El lunes, que había amanecido insípido y lleno de dudas, amenazaba con terminar dolorosamente hardcore, con tendencia a la baja y repleto de certezas afiladas. Beto, armado de minuciosidad, paciencia, sangre fría y software gratis había confirmado con abrumadora evidencia, el romance de su mejor amigo y su mejor amante a las 20:30. Los había confrontado a cada uno por separado -a ella a las 21:40, a él pasadas las 11 de la noche- y después de preguntas, repreguntas, y evidencia en formato digital, había arrancado las confesiones de ambos. El sabor amargo del paladar, el intenso tufo de los treinta y siete marlboros en línea y la sangre medio curtida de adrenalida y rabia (sírvase frío) hacían el cierre de su campaña de dos días de investigaciones que se consagraban en un viaje personal al infierno en solitario y sin oxígeno.

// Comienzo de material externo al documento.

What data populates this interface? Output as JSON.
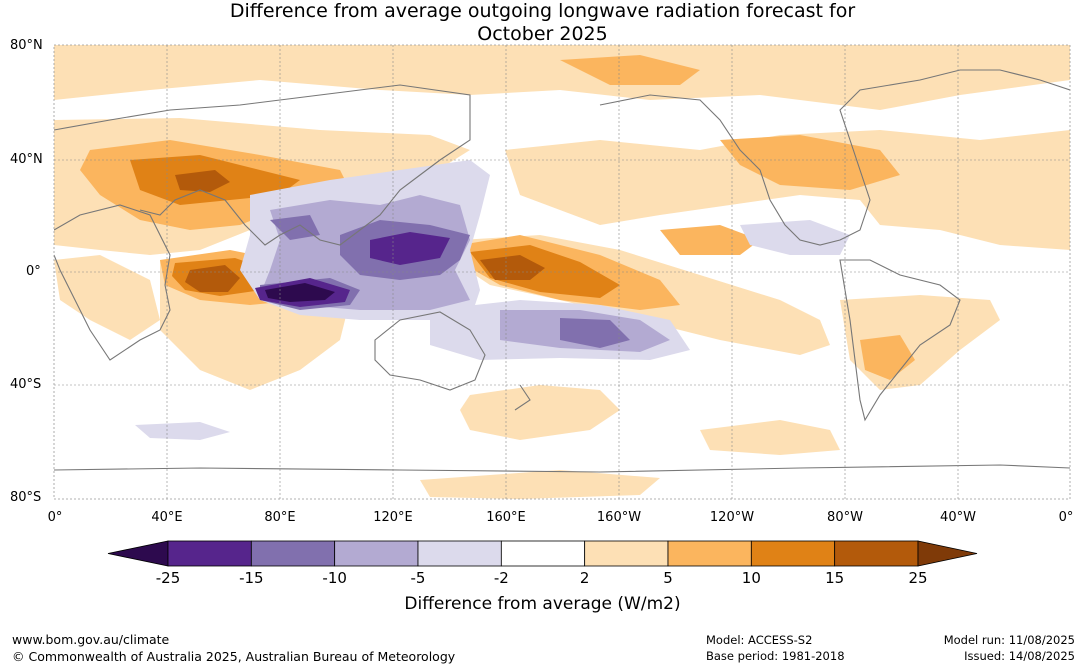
{
  "title": {
    "line1": "Difference from average outgoing longwave radiation forecast for",
    "line2": "October 2025"
  },
  "axes": {
    "lat_labels": [
      "80°N",
      "40°N",
      "0°",
      "40°S",
      "80°S"
    ],
    "lon_labels": [
      "0°",
      "40°E",
      "80°E",
      "120°E",
      "160°E",
      "160°W",
      "120°W",
      "80°W",
      "40°W",
      "0°"
    ]
  },
  "colorbar": {
    "ticks": [
      "-25",
      "-15",
      "-10",
      "-5",
      "-2",
      "2",
      "5",
      "10",
      "15",
      "25"
    ],
    "label": "Difference from average (W/m2)",
    "colors": [
      "#2d0a4e",
      "#56258c",
      "#8170ae",
      "#b3aad2",
      "#dcdaec",
      "#ffffff",
      "#fde0b5",
      "#fbb55e",
      "#e08216",
      "#b35a0b",
      "#7f3a08"
    ]
  },
  "footer": {
    "website": "www.bom.gov.au/climate",
    "copyright": "© Commonwealth of Australia 2025, Australian Bureau of Meteorology",
    "model": "Model: ACCESS-S2",
    "base_period": "Base period: 1981-2018",
    "model_run": "Model run: 11/08/2025",
    "issued": "Issued: 14/08/2025"
  }
}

Sacó el viejo Toyota del garage, juntando su tos a los estertores tuberculosos del auto. Recorrió en vano, y midiendo cada paso, los bares en que algún amigo podría estar esperándolo sin saber, cerveza de por medio. Pero nadie sale los lunes, ni siquiera los martes o los miércoles, cuando estás la tristeza te ha dejado herido de muerte. Fue al cajero, retiró los últimos doscientos dólares de la quincena y puso proa al norte, rumbo a Pigalle Nights, con el ánimo de quien espera colonizar El Dorado. Entró directamente al baño, se humedeció el pelo y lo echó hacia atrás. Metió la camisa dentro del pantalón y acomodó su paquete para hacerlo lucir más voluminoso, gesto inútil en la barra de un bar de reputación como el Pigalle, donde resultaba más estimulante el tamaño de la cartera. Encendió otro cigarrillo y la bocanada profunda repletó los alveolos de nicotina, neón y algunas lentejuelas rojas del escote de la rubia que dijo llamarse Claudia. Se apoyó en la barra y canjeó el ticket por dos Absolut con jugo de naranja que sabían a pólvora amarga con matarratas. Ella dijo que era de Pereira y el le dijo que era escritor. Mintieron por media hora más, entre caricias y palabras que sonaban a coro de querubines punk. Ella simulando credulidad y amor, el ofreciéndole el papel estelar en la siguiente novela y una vida de devoción, si la musa aceptaba escapar a México a la mañana siguiente con él. La habitación a la que subieron era más bien lujosa y decorada con cierto gusto a revista del corazón. Entre ropas que caían y un deslave de manos y labios desbocados, Beto preguntó:
-¿Cuál es tu nombre verdadero Claudia?
- Sister Morfina, mi amor, pero no le digas a nadie
Amó a Claudia en cuerpo y alma durante la primera hora, luego le hizo el amor la segunda y se la folló a secas la tercera, mientras el cuenta kilómetros se aproximaba a los ciento sesenta dólares. Meditó, con el último cigarrillo, que quizá esa seguidilla era el orden evolutivo del amor en el mundo de los vivos, y que si dividía en cuatro los años de matrimonio con Stephanie, la secuencia era matemáticamente la misma, aunque la consecuencia fuera desigual.
Pensó, sonriendo de lado, que acababa de vivir los doscientos mejores dólares de su vida, sin contar las pildoritas de speed - cortesía de la casa- que Sister le había puesto bajo la lengua y que le habían revelado como en una epifanía, que la felicidad era solo cuestión del químico adecuado, en el momento preciso, bajo condiciones estándar de temperatura y humedad, oh Claudia.
Al salir, se alborotó el cabello, cerró el zipper de la chaqueta hasta el cuello, hizo toser al Toyota, y se dijo:
- buen título para un cuento: Una noche con Sister Morfina.